3. Posco The iron-mining project has been delayed for 5 years as the farmers in Orissa are reluctant to surrender their fertile lands. Most of them have been killed or injured during the protests.
4. Reliance SEZ The Supreme Court rejected its special leave petition of Reliance to seek a stay order for land acquisition in Raigad, Maharashtra. However, it was able to acquire 1,150 Hectares of land near Navi Mumbai to accomplish its industrial and residential plans.
5. Arcelor Mittal Thousands of villagers of Jharkhand have contended that the government is selling land of tribals to non-tribals which violates the Chotanagpur Tenancy Act.
The government intends to amend the Act. The pending bills propose a number of changes such as re-defining ‘public purpose’; reduction in acquisition of land by private parties; formulation for Social Impact Assessment and establishment of National Rehabilitation Commission.
Although all references to companies have been deleted in the Amendment Bill, 2007; the new definition of “public purpose” includes acquisition for “a person” (Company is regarded as a person in law). The Rehabilitation Bill also has a number of flaws. The language of the bill gives discretionary powers to the government. The bill doesn’t impose only sanction on non-compliance of its laws. Conclusion
In India land is equity. People spend their entire life-savings to purchase a small piece land or any land for sale. Land resources are required by nations to progress. But at what cost? U.S.A and other countries follow a relatively more transparent procedure than India.

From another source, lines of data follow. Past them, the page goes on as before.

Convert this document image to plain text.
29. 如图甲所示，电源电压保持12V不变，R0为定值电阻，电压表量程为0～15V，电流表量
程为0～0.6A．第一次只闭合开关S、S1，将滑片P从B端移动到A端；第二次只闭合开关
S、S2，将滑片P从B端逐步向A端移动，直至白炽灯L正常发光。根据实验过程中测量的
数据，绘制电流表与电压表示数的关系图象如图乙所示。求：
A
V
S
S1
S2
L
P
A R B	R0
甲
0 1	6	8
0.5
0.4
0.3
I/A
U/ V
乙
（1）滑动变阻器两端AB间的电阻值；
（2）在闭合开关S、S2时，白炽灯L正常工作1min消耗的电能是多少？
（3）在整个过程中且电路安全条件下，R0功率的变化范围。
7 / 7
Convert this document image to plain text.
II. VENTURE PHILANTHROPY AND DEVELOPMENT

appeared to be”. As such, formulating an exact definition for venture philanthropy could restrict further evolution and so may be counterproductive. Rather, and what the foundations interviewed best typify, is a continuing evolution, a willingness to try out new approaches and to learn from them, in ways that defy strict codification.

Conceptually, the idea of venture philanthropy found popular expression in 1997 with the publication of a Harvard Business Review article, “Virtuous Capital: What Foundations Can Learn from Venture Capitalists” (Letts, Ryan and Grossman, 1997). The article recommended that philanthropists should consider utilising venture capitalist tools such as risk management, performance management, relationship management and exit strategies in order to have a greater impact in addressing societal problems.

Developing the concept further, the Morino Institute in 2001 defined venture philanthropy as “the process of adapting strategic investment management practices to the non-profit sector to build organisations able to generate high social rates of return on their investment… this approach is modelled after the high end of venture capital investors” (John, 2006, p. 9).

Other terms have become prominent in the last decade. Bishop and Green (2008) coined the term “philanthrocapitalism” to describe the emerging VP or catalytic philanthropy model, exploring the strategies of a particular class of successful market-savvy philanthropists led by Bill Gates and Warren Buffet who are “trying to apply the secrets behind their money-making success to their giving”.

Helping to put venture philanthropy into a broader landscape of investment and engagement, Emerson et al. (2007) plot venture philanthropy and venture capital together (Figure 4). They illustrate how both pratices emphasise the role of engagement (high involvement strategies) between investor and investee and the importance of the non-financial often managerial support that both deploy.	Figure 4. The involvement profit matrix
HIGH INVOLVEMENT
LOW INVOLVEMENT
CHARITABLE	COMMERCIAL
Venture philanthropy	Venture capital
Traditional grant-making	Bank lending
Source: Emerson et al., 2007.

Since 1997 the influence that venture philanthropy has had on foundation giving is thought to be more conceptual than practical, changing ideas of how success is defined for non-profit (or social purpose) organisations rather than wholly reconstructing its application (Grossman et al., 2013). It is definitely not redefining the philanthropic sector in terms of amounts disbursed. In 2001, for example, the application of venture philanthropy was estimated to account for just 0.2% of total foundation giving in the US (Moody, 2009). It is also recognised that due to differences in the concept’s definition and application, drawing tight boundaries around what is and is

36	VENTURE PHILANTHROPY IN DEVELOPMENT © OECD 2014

The powers of the government need to be restrained. The farmers should be given economic rights in their lands. If they are deprived of their lands, they must be recognized as stakeholders in the projects. Alternatively acquisition of land for commercial purposes must be discouraged. The Act must be abrogated and replaced by a new transparent legislation which sympathetic towards the land owners.
“The act empowers the government to transform an owner into a landless laborer overnight.”
I dedicate the post to my father Mr. A.K. Agarwal, who not only suggested the topic but also helped in research.